LES 7 JOURS DE SIMON LABROSSE

Auteur : Carole Fréchette

Mise en scène : Julie Lépy

Distribution : Barbara Lambert, Michaël Cohen, Julien Portugais

Musique : Les Frères Dubz

Par la Compagnie Les 7 Fromentins (https://www.facebook.com/Les7Fromentins)

tous les mardis jusqu’au 29 mai 2018 au Théâtre de Ménilmontant, Paris.

 

(une autre histoire)

En 1996, on me dit de lire Durringer, les « Chroniques des Jours Entiers, des Nuits Entières ». En 1997 je parle à mes camarades de l’éventualité de monter ce texte. On a 17, 18, 19 ans. Bientôt on quittera le lycée pour de nouvelles aventures. Notre compagnie s’appellera Les Menteurs. (J’avais proposé les Tricheurs, sans succès). Je sélectionne les textes, en fait le montage mais ne veux pas prendre en charge la mise en scène. Je pense déjà au collectif. Malheureusement, après deux lectures, on arrête (ridicule, je sais…). Des retards, on ne sait pas comment faire, pas la même motivation chez chacun. En 1998 (ou bien était-ce en 1999… en 2000 ?), je vois une version des Chroniques à Avignon avec une de mes camarades. Premier rang. Nous fîmes la gueule durant toute la représentation. Pas comme ce que nous avions en tête. Silence à la sortie. Nous nous regardâmes, mais nous savions.

En 2017, nous sommes trois à composer le collectif créé deux ans plus tôt (à l’occasion du montage d’une pièce que j’avais écrite) et nous nous voyons obligés pour des raisons dépendantes de notre volonté de reporter sine die les représentations de « Les Sept Jours de Simon Labrosse » de l’autrice québécoise Carole Fréchette. Nous répétions depuis plusieurs mois mais…

En 2018, je vois une nouvelle version de « … Simon Labrosse » au théâtre de Ménilmontant, accompagné d’un de mes camarades. Nous envoyons une photo à Numéro trois, restée pouponner, qui nous demande quand nous nous reverrons pour répéter.
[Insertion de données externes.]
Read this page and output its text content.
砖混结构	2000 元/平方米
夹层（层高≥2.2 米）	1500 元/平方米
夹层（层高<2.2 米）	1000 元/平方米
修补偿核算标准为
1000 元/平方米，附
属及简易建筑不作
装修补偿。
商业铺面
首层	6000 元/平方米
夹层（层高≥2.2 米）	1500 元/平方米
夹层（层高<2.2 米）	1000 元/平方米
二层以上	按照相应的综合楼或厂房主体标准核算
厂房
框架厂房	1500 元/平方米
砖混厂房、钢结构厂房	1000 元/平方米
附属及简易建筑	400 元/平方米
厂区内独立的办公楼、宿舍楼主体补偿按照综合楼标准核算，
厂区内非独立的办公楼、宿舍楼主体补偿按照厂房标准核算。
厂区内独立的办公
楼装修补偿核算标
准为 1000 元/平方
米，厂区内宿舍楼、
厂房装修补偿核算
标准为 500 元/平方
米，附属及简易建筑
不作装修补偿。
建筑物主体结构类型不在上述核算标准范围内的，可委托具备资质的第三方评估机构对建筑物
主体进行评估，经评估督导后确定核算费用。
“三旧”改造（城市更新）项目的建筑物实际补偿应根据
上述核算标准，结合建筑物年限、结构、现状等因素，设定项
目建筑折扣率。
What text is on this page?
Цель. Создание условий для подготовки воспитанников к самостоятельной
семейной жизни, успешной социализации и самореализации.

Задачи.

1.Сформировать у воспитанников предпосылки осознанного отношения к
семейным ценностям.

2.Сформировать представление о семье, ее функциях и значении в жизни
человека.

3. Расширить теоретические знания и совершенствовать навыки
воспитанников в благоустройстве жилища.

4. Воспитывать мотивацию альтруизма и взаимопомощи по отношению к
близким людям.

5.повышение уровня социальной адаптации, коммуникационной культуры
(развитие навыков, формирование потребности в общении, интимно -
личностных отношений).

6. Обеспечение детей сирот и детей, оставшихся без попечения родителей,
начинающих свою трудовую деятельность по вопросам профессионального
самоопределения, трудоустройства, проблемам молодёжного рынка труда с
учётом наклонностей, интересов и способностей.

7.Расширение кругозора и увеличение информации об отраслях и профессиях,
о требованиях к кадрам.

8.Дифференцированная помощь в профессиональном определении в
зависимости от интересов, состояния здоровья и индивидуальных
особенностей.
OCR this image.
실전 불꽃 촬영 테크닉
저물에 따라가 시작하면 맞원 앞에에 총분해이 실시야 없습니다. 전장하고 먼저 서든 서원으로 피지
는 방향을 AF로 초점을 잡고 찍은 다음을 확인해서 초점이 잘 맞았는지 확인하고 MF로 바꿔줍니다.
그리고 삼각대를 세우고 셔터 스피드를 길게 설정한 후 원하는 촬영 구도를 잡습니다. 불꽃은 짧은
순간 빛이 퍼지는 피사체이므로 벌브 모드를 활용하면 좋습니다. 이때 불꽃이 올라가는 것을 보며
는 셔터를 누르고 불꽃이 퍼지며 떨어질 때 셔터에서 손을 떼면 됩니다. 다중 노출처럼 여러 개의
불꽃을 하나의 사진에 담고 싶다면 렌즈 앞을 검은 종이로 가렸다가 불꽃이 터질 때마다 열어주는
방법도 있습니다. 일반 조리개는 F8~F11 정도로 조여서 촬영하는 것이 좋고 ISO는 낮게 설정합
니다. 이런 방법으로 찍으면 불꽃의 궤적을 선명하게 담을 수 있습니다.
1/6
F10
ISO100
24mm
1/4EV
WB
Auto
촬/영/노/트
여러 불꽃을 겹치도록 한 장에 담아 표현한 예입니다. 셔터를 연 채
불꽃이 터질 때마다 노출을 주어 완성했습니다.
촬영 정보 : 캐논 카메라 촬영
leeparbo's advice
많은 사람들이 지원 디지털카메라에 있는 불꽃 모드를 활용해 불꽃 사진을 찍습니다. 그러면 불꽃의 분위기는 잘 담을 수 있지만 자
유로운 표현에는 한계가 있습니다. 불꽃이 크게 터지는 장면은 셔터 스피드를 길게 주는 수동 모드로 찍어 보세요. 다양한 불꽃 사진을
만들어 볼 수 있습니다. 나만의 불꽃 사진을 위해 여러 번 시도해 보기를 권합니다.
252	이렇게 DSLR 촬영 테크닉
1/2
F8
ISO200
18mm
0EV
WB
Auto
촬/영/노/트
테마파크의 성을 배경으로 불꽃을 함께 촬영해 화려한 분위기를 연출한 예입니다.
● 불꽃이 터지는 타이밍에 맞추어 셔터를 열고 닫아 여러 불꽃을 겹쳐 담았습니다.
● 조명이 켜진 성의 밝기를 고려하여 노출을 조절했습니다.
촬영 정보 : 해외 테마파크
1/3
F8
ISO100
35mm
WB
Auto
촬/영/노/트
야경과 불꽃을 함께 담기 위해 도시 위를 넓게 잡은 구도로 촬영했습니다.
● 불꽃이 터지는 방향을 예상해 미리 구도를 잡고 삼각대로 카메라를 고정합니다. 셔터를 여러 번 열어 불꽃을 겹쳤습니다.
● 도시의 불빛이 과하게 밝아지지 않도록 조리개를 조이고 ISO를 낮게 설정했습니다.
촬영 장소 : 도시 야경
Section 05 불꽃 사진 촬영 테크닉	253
Le seul point positif, c’est qu’on se parle encore, malgré l’échec qu’a pu représenter la non-présentation du fruit de notre labeur. Nous sommes au premier rang. C’est drôle de voir comment les idées circulent. « Tiens, on s’était dit de faire la même chose, alors que ce n’est pas indiqué dans le texte ». Mon camarade semble apprécier à sa juste valeur la pièce. Je l’envie. Mais je fais des progrès. Je crois que j’ai souri. Je n’ai que moyennement apprécié la prestation de l’acteur qui interprétait le rôle que j’aurais dû jouer l’an passé.